In this new, transparent age, where everyone can know so much more and post about it immediately, mighty untouchables are suddenly toppled or tripping themselves up – United Airlines and Nivea are the latest in the firing line. This is because consumers aren’t just media literate. They are marketing literate, too. “Excuse me, your strategy is showing, so don’t expect me to fall for that!”

Meantime, there is a stream of unexpected new entries into old markets. Who would have predicted that Amazon would want to be in fresh foods, or that Apple would want to be a key player in the health and wellness market?

In a world of change, we need more changemakers. As George Bernard Shaw said: “The reasonable man adapts himself to the conditions that surround him. The unreasonable man adapts surrounding conditions to himself. Progress therefore depends upon the unreasonable man.”

It is the time to be unreasonable. It is a time for deviants. The question is how deviant do you want to be?

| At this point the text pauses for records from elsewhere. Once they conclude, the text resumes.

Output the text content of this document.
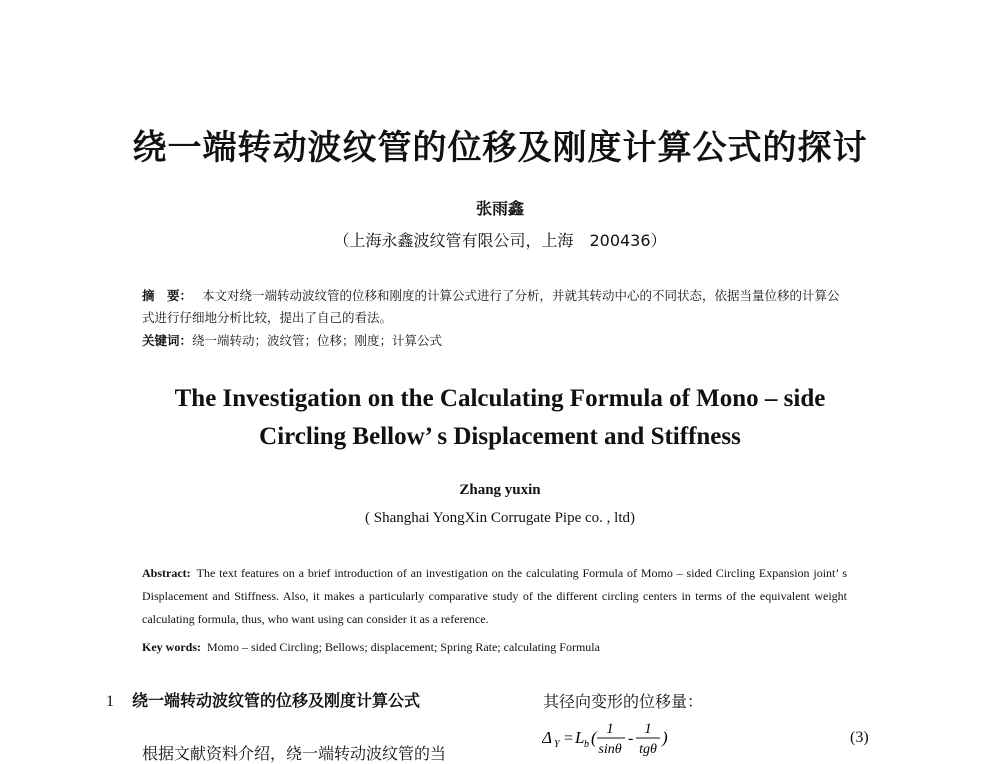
绕一端转动波纹管的位移及刚度计算公式的探讨
张雨鑫
（上海永鑫波纹管有限公司，上海　200436）
摘　要： 本文对绕一端转动波纹管的位移和刚度的计算公式进行了分析，并就其转动中心的不同状态，依据当量位移的计算公式进行仔细地分析比较，提出了自己的看法。
关键词：绕一端转动；波纹管；位移；刚度；计算公式
The Investigation on the Calculating Formula of Mono – side
Circling Bellow’ s Displacement and Stiffness
Zhang yuxin
( Shanghai YongXin Corrugate Pipe co. , ltd)
Abstract: The text features on a brief introduction of an investigation on the calculating Formula of Momo – sided Circling Expansion joint’ s Displacement and Stiffness. Also, it makes a particularly comparative study of the different circling centers in terms of the equivalent weight calculating formula, thus, who want using can consider it as a reference.
Key words: Momo – sided Circling; Bellows; displacement; Spring Rate; calculating Formula
1 绕一端转动波纹管的位移及刚度计算公式
根据文献资料介绍，绕一端转动波纹管的当
其径向变形的位移量：
Δ Y = L b ( 1
sinθ
-
1
tgθ
)	(3)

Deviancy isn’t like pregnancy. It’s not something you either are or aren’t. There are three degrees of deviancy: diversion, disruption and dreaming. How radical, how different do you want or need to be?

At its mildest, deviancy diverts you and your brand from your normal path. It encourages you to consider changes to and adaptations of your normal practices.

Be a little more extreme and you are looking for an idea that disrupts what you do; it challenges the very game you are playing.

At its most extreme, being deviant encourages you to dream the fantastic, the wild; to wish for things that won’t happen until someone like you decides to make them happen.

What game do you want to play and by whose rules?

Once you’ve decided how deviant you want to be, you can work out what game you should be playing…if you aren’t being deviant, you are playing the current game by the current rules – probably aiming to do so better than anyone else. It’s the conventional strategy, with more and/or better of the same game. This doesn’t mean you can’t be excellent; it’s the desire to be the All Blacks in rugby union.

‘Diversion’ suggests you are playing the same fundamental game while selectively changing some of the rules – hopefully to your advantage. It is rugby league rather than rugby union.

‘Disruption’ suggests you want to play a new game, while selectively retaining a few rules from the original. It is no longer rugby – but there some similarities: it might be American football.

‘Dreaming’ is a whole new game with a whole new set of rules.

The processes and means of brands achieving these levels of deviancy will vary for each form.

Milder deviations will probably remain more customer-led; rooted in identifying what people are asking for; the changes they can articulate.

At the other end of the spectrum, the dreaming will need to access the dreamers; the extremists; the leading edge and more; drawing from more unusual and less predictable sources such as intuition, creativity, science fiction and beyond – the crazies. It may also start with technology, however contradictory that may sound to some.

So diverter, disruptor or dreamer, which one do you want to be?

Because doing nothing is not an option.